Hydrodynamic and power conversion performance for linear and triangular dual-buoy wave energy converter array

To address the issues concerning energy conversion efficiency and total energy in the propulsion process of wave energy conversion devices in deep water environments, this study examines the array layout of the existing dual-buoy point-absorption wave energy converter. Two array layouts, namely linear and triangular, are proposed. The coupling hydrodynamic coefficient between the dual-buoy wave energy converter array and the wave action is determined using the linear wave hydrodynamic theory. The optimal PTO damping coefficient of the dual-buoy wave energy converter array can be determined by combining the multi-degree-of-freedom vibration theory and optimization method.
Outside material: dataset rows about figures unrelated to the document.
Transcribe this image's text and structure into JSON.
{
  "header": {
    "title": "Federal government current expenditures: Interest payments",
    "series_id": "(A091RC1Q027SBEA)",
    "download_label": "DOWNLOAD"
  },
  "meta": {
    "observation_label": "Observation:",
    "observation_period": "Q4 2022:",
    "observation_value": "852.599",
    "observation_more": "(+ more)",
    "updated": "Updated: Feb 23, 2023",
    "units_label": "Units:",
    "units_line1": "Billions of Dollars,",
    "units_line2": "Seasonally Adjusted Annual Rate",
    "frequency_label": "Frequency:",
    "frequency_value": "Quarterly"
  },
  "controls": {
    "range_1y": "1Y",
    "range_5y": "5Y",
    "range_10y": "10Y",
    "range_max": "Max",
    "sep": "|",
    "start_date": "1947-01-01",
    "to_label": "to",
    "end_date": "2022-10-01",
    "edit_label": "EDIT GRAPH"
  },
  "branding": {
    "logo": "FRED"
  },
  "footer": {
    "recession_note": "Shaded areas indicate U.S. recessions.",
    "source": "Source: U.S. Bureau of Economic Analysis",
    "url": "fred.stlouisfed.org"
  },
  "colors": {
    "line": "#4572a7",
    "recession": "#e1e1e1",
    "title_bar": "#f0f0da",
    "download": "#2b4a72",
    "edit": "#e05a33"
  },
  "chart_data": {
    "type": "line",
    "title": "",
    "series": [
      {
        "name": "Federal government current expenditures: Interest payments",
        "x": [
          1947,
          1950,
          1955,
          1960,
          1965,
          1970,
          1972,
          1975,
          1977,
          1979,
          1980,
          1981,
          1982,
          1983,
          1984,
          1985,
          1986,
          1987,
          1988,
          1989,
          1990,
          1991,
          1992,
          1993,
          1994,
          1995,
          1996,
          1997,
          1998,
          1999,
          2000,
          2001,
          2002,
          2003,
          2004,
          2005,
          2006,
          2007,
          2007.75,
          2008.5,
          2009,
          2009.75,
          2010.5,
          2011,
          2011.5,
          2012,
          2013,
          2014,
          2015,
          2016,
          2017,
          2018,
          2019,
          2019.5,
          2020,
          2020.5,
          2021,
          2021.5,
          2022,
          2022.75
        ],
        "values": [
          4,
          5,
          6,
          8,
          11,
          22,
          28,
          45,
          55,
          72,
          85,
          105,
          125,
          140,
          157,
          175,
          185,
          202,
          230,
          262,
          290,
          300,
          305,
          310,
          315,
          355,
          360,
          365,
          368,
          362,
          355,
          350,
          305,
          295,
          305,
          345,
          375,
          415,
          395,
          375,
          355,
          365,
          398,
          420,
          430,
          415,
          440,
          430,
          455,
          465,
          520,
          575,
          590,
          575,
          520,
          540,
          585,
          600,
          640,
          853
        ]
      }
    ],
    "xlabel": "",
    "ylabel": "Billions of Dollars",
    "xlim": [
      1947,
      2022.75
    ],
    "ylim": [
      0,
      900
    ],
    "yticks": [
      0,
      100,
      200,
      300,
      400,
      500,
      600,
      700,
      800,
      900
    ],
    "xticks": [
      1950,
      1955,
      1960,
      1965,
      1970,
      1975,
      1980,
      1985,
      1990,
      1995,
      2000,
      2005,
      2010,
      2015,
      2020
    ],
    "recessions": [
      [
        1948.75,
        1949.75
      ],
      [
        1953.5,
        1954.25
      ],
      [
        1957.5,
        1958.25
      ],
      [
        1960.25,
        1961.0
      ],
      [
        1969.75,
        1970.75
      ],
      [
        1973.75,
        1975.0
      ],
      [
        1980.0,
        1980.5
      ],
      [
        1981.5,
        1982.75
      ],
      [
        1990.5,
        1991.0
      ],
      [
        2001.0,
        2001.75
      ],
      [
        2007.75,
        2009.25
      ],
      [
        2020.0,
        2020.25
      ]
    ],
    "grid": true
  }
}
In this study, we introduce the array impact factor to conduct a comprehensive investigation into the energy conversion characteristics of dual-buoy wave energy converter arrays with linear and triangular configurations. We examine the effects of various factors such as wave angles, float spacing, and array layout on the wave energy conversion of dual-buoy wave energy converter arrays, as well as the causes of interference. Furthermore, the optimal wave energy capture impact factor of the linear array initially increases and then decreases with the wave direction angle and the distance between the buoys. This suggests that there is an ideal wave angle and spacing arrangement that can enhance the efficiency of the array system. The peak values of the optimal wave energy capture interference factors of the triangular array are all greater than 1, confirming that the array arrangement effectively improves the energy capture efficiency of the device. These research findings provide a theoretical basis for the engineering application of deep-water wave energy utilization and serve as a foundation for optimizing and designing the layout of oscillatory buoy wave energy generation converters.